Fri, 3 July 2015
In the collectors’ world, “out of print” means “no longer commercially available.” But it is a term that is largely misunderstood. In the non-collectors’ world, it is often assumed that anything worth listening to has been re-released in the digital era in CD or MP3 format, and many of us were encouraged to throw away our vinyl recordings and cassettes because there would someday no longer even be any equipment to play them. Conversely it is often assumed that anything that remains out of print must be from eons ago and the master tapes cannot be found.

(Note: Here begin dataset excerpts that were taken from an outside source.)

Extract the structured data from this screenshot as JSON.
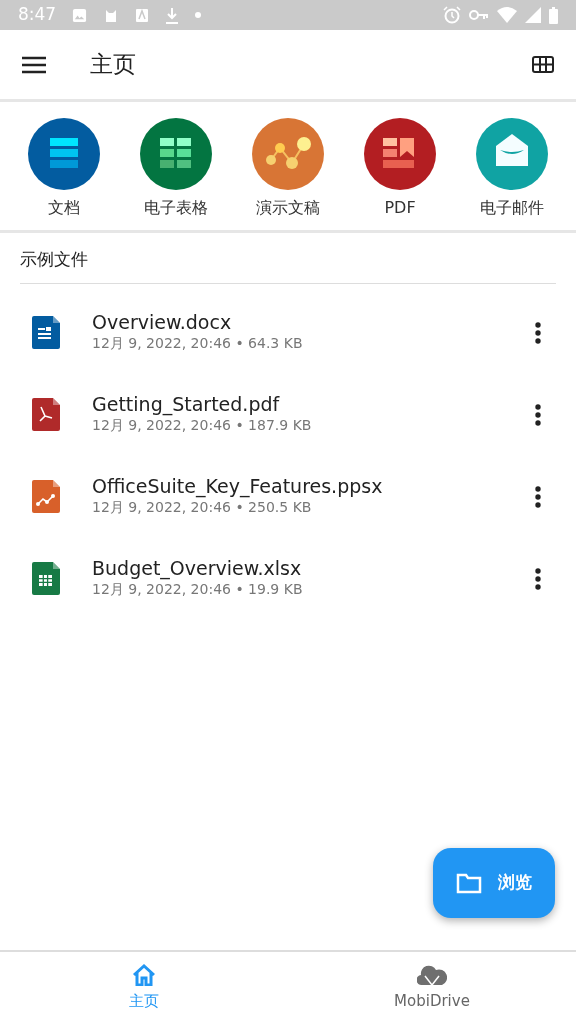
{
  "status_bar": {
    "time": "8:47"
  },
  "app_bar": {
    "title": "主页"
  },
  "shortcuts": [
    {
      "kind": "doc",
      "label": "文档"
    },
    {
      "kind": "sheet",
      "label": "电子表格"
    },
    {
      "kind": "slides",
      "label": "演示文稿"
    },
    {
      "kind": "pdf",
      "label": "PDF"
    },
    {
      "kind": "email",
      "label": "电子邮件"
    }
  ],
  "section": {
    "title": "示例文件"
  },
  "files": [
    {
      "kind": "doc",
      "name": "Overview.docx",
      "details": "12月 9, 2022, 20:46 • 64.3 KB"
    },
    {
      "kind": "pdf",
      "name": "Getting_Started.pdf",
      "details": "12月 9, 2022, 20:46 • 187.9 KB"
    },
    {
      "kind": "slides",
      "name": "OfficeSuite_Key_Features.ppsx",
      "details": "12月 9, 2022, 20:46 • 250.5 KB"
    },
    {
      "kind": "sheet",
      "name": "Budget_Overview.xlsx",
      "details": "12月 9, 2022, 20:46 • 19.9 KB"
    }
  ],
  "fab": {
    "label": "浏览"
  },
  "bottom_nav": [
    {
      "kind": "home",
      "label": "主页",
      "selected": true
    },
    {
      "kind": "cloud",
      "label": "MobiDrive",
      "selected": false
    }
  ]
}
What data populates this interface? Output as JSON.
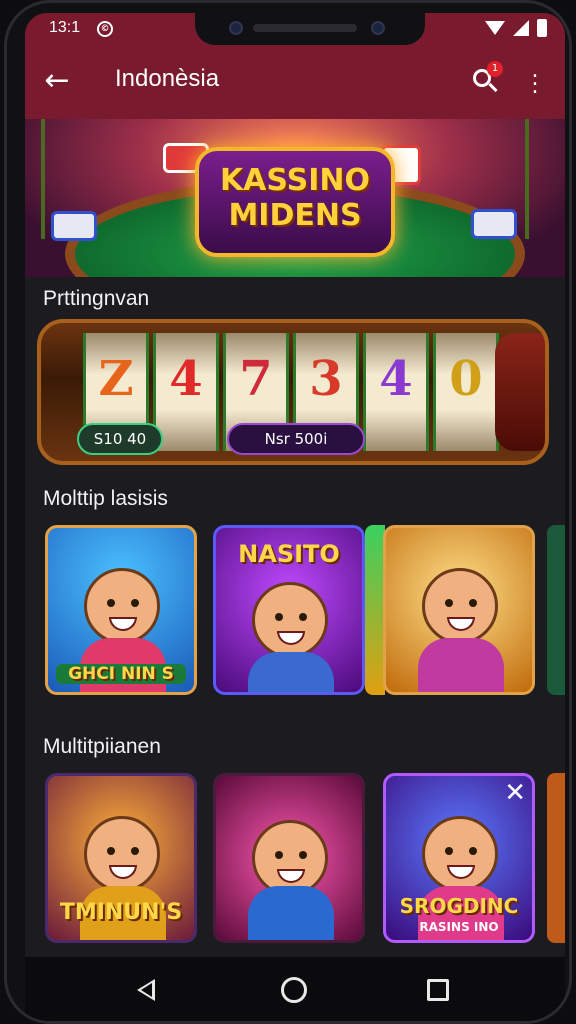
{
  "status_bar": {
    "time": "13:1",
    "notif_glyph": "©"
  },
  "app_bar": {
    "title": "Indonèsia",
    "badge_count": "1"
  },
  "hero": {
    "logo_line1": "KASSINO",
    "logo_line2": "MIDENS"
  },
  "sections": {
    "section1_title": "Prttingnvan",
    "section2_title": "Molttip lasisis",
    "section3_title": "Multitpiianen"
  },
  "slot": {
    "reels": [
      "Z",
      "4",
      "7",
      "3",
      "4",
      "0"
    ],
    "reel_colors": [
      "#e8641a",
      "#e02a2a",
      "#d02a3a",
      "#d83a2a",
      "#8a3ad0",
      "#d0a01a"
    ],
    "pill1": "S10 40",
    "pill2": "Nsr 500i"
  },
  "games_row1": [
    {
      "label": "GHCI NIN S",
      "bg": "#1a7ad8"
    },
    {
      "label": "NASITO",
      "bg": "#7a1aa8"
    },
    {
      "label": "",
      "bg": "#d07a10"
    }
  ],
  "games_row2": [
    {
      "label": "TMINUN'S",
      "bg": "#d04a1a"
    },
    {
      "label": "",
      "bg": "#8a1a5a"
    },
    {
      "label": "SROGDINC",
      "sublabel": "RASINS INO",
      "bg": "#5a2aa8"
    }
  ],
  "colors": {
    "app_bar": "#7a1a2e",
    "background": "#1b1b20",
    "accent": "#ffd84a"
  }
}
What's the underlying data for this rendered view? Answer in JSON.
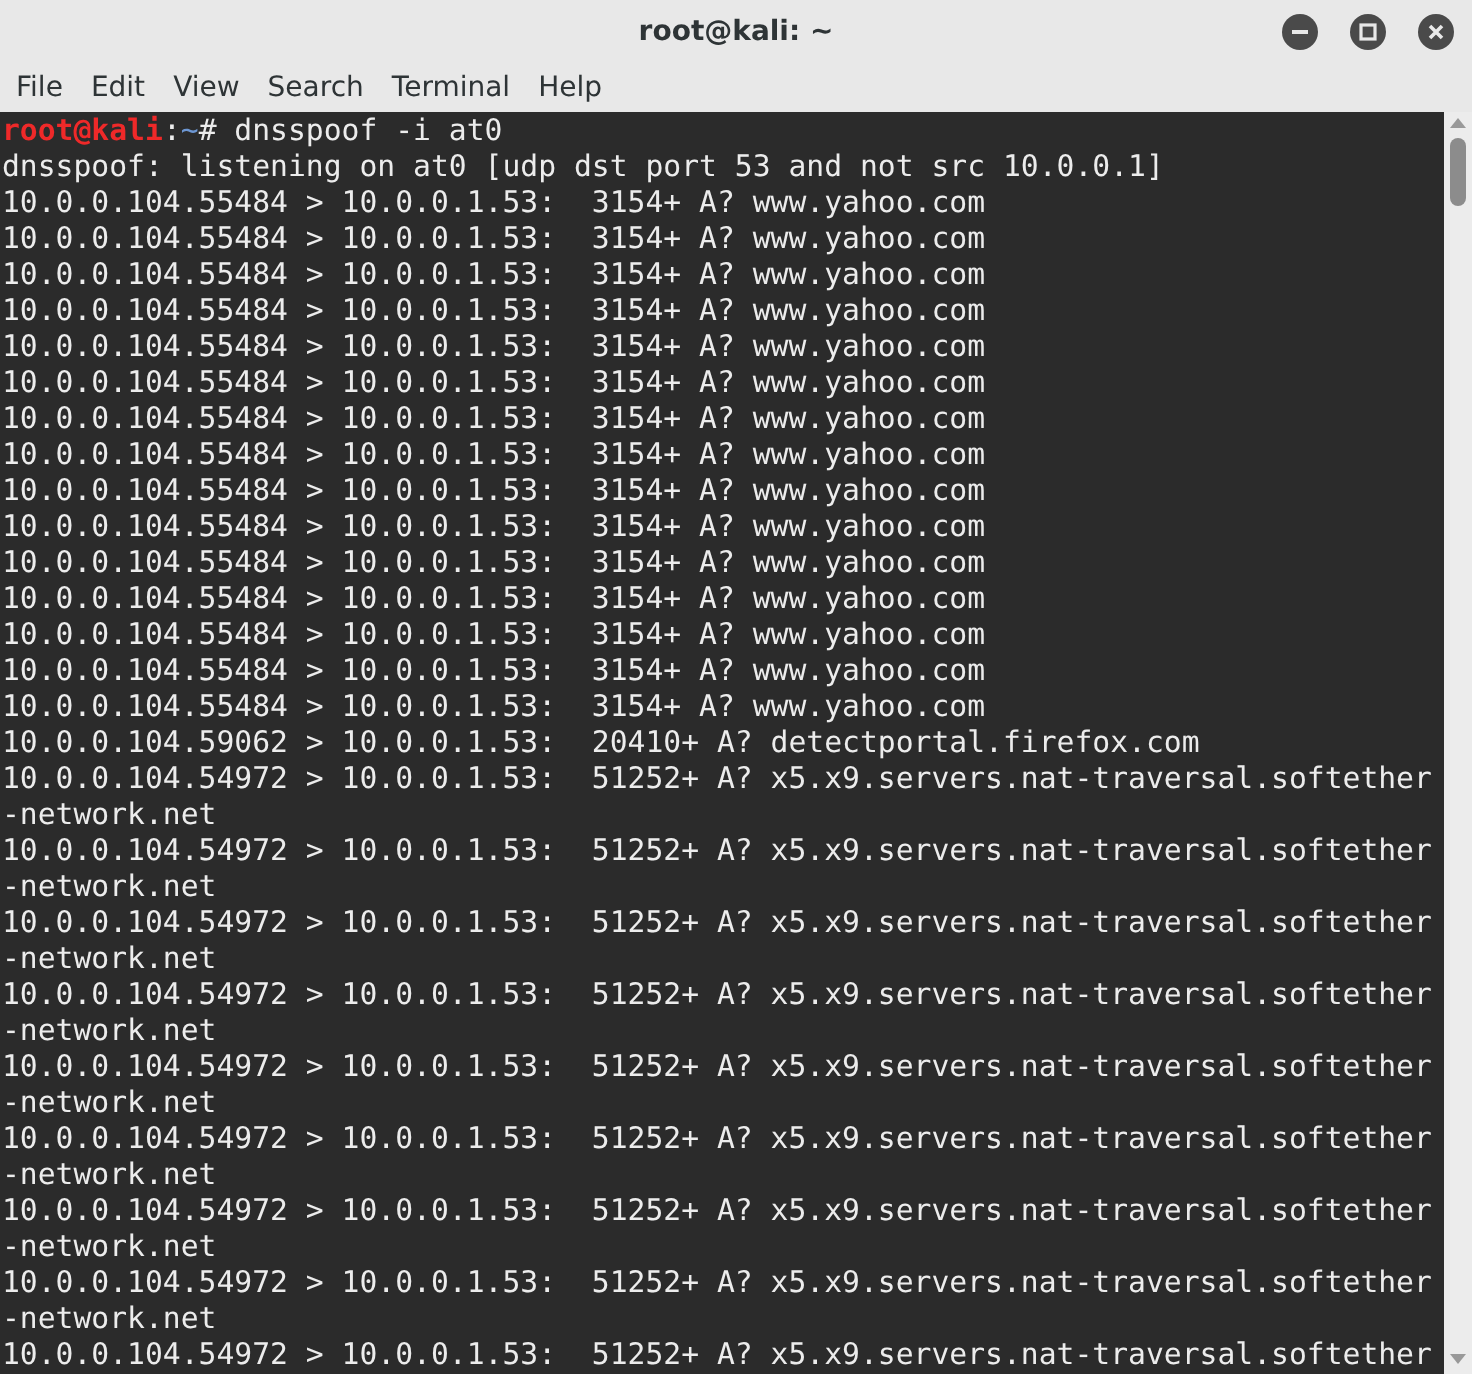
{
  "window": {
    "title": "root@kali: ~"
  },
  "menu": [
    "File",
    "Edit",
    "View",
    "Search",
    "Terminal",
    "Help"
  ],
  "terminal": {
    "prompt": {
      "user_host": "root@kali",
      "separator": ":",
      "path": "~",
      "symbol": "#",
      "command": " dnsspoof -i at0"
    },
    "lines": [
      "dnsspoof: listening on at0 [udp dst port 53 and not src 10.0.0.1]",
      "10.0.0.104.55484 > 10.0.0.1.53:  3154+ A? www.yahoo.com",
      "10.0.0.104.55484 > 10.0.0.1.53:  3154+ A? www.yahoo.com",
      "10.0.0.104.55484 > 10.0.0.1.53:  3154+ A? www.yahoo.com",
      "10.0.0.104.55484 > 10.0.0.1.53:  3154+ A? www.yahoo.com",
      "10.0.0.104.55484 > 10.0.0.1.53:  3154+ A? www.yahoo.com",
      "10.0.0.104.55484 > 10.0.0.1.53:  3154+ A? www.yahoo.com",
      "10.0.0.104.55484 > 10.0.0.1.53:  3154+ A? www.yahoo.com",
      "10.0.0.104.55484 > 10.0.0.1.53:  3154+ A? www.yahoo.com",
      "10.0.0.104.55484 > 10.0.0.1.53:  3154+ A? www.yahoo.com",
      "10.0.0.104.55484 > 10.0.0.1.53:  3154+ A? www.yahoo.com",
      "10.0.0.104.55484 > 10.0.0.1.53:  3154+ A? www.yahoo.com",
      "10.0.0.104.55484 > 10.0.0.1.53:  3154+ A? www.yahoo.com",
      "10.0.0.104.55484 > 10.0.0.1.53:  3154+ A? www.yahoo.com",
      "10.0.0.104.55484 > 10.0.0.1.53:  3154+ A? www.yahoo.com",
      "10.0.0.104.55484 > 10.0.0.1.53:  3154+ A? www.yahoo.com",
      "10.0.0.104.59062 > 10.0.0.1.53:  20410+ A? detectportal.firefox.com",
      "10.0.0.104.54972 > 10.0.0.1.53:  51252+ A? x5.x9.servers.nat-traversal.softether",
      "-network.net",
      "10.0.0.104.54972 > 10.0.0.1.53:  51252+ A? x5.x9.servers.nat-traversal.softether",
      "-network.net",
      "10.0.0.104.54972 > 10.0.0.1.53:  51252+ A? x5.x9.servers.nat-traversal.softether",
      "-network.net",
      "10.0.0.104.54972 > 10.0.0.1.53:  51252+ A? x5.x9.servers.nat-traversal.softether",
      "-network.net",
      "10.0.0.104.54972 > 10.0.0.1.53:  51252+ A? x5.x9.servers.nat-traversal.softether",
      "-network.net",
      "10.0.0.104.54972 > 10.0.0.1.53:  51252+ A? x5.x9.servers.nat-traversal.softether",
      "-network.net",
      "10.0.0.104.54972 > 10.0.0.1.53:  51252+ A? x5.x9.servers.nat-traversal.softether",
      "-network.net",
      "10.0.0.104.54972 > 10.0.0.1.53:  51252+ A? x5.x9.servers.nat-traversal.softether",
      "-network.net",
      "10.0.0.104.54972 > 10.0.0.1.53:  51252+ A? x5.x9.servers.nat-traversal.softether"
    ]
  }
}
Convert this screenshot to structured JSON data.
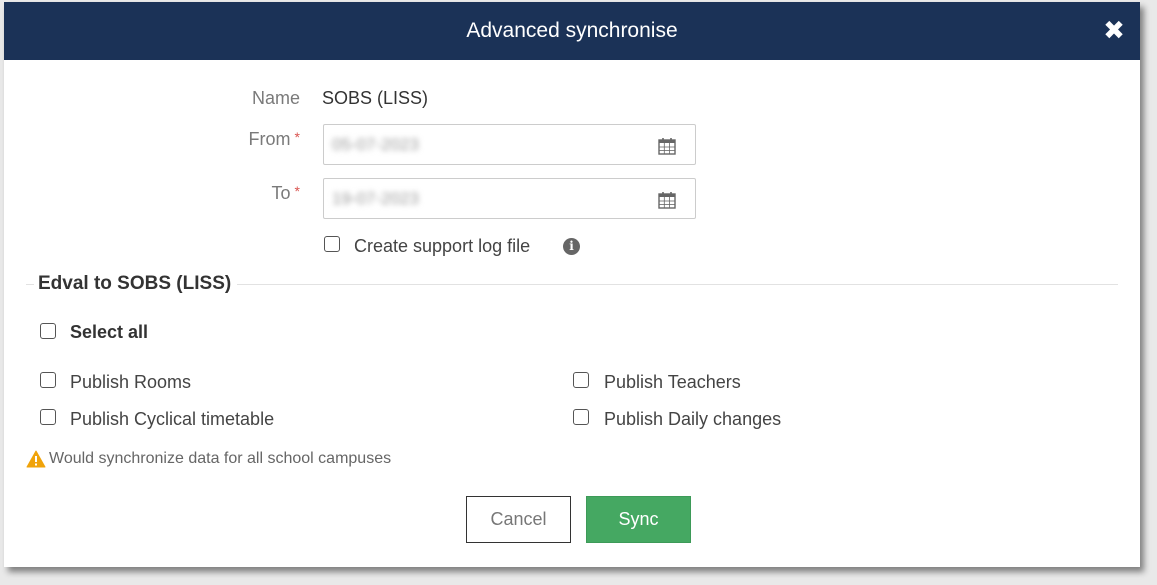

Both of these assumptions are false.
Some of the most historically and culturally important recordings in the history of Hawaiian music remain out of print. You cannot obtain, for example, any of Lena Machado’s recordings from the 1930s with Dick McIntire, George Kainapau’s early recordings with bandleader Ray Kinney, or any of Pua Almeida’s recordings on Waikiki Records from the 1950s and 60s. But, for many, the importance of these recordings in the evolution of Hawaiian music is secondary to the reality that they are simply beautiful examples of Hawaiian music – many possibly lost forever except for those few copies in private collections.
But not all out of print recordings are quite so old. There are fabulous recordings from the digital era – as recently as the 80s and 90s – no longer available. This is not because the master tapes are missing. The reason is largely financial. Many musicians do not own their own master tapes. This is why you have not seen re-releases of important recordings by Sam Bernard or Tony Conjugacion. And the owners of the masters have little or nothing to gain financially by remastering and re-releasing them. While it may cost upwards of $25,000 to properly remaster a recording, the recording might only generate $10,000 in sales – a losing proposition (to say the least).
“Remastering” means something different if you have the master tape than if you don’t. Remastering is easier if you have the master tape. For Ho`olohe Hou Radio, the remastering process is a little more difficult. I will be working largely from recordings that have seen the ravages of time and the carelessness of their previous owners. For starters, the biggest offender in record noise is dirt. Records need to be cleaned, and this is a painstaking and time-consuming process. Next, not all styli (or, for the layperson, record needles) are built alike. If the previous owner of a record wore it down with a conical stylus, then an elliptical stylus might track the groove better. If it was worn down with an elliptical stylus, a hyperelliptical stylus might be in order. Did you know that the grooves on a 45rpm record are wider than on an LP record – necessitating a different kind of stylus altogether? And did you know that records pre-dating the stereo era (before 1959) require a different kind of stylus than later stereo records? Matching the record with the appropriate stylus is also time-consuming and is a process of trial and error. Then the record must be transferred to computer and any remaining noise painstakingly removed – one click or pop at a time – using digital tools. And all of this must be done without making the vintage recording sound like some digital remnant of its original beauty. In other words, all of this processing cannot be overdone lest the remastering work become quite noticeable to the listener. A single 40-minute LP record can take up to 10 hours to remaster. Now multiply this by thousands of LPs, 45s, and 78s. I do not require to be compensated for this work. I consider it a labor of love. But each different stylus can cost a minimum of $150. A modest automatic record cleaning machine can cost at least $750. Ho`olohe Hou Radio would be honored if the materials in the remastering process were listener-supported. If Ho`olohe Hou Radio reaches its primary funding goal, a stretch goal will be initiated to attempt to fund the materials used in the remastering process.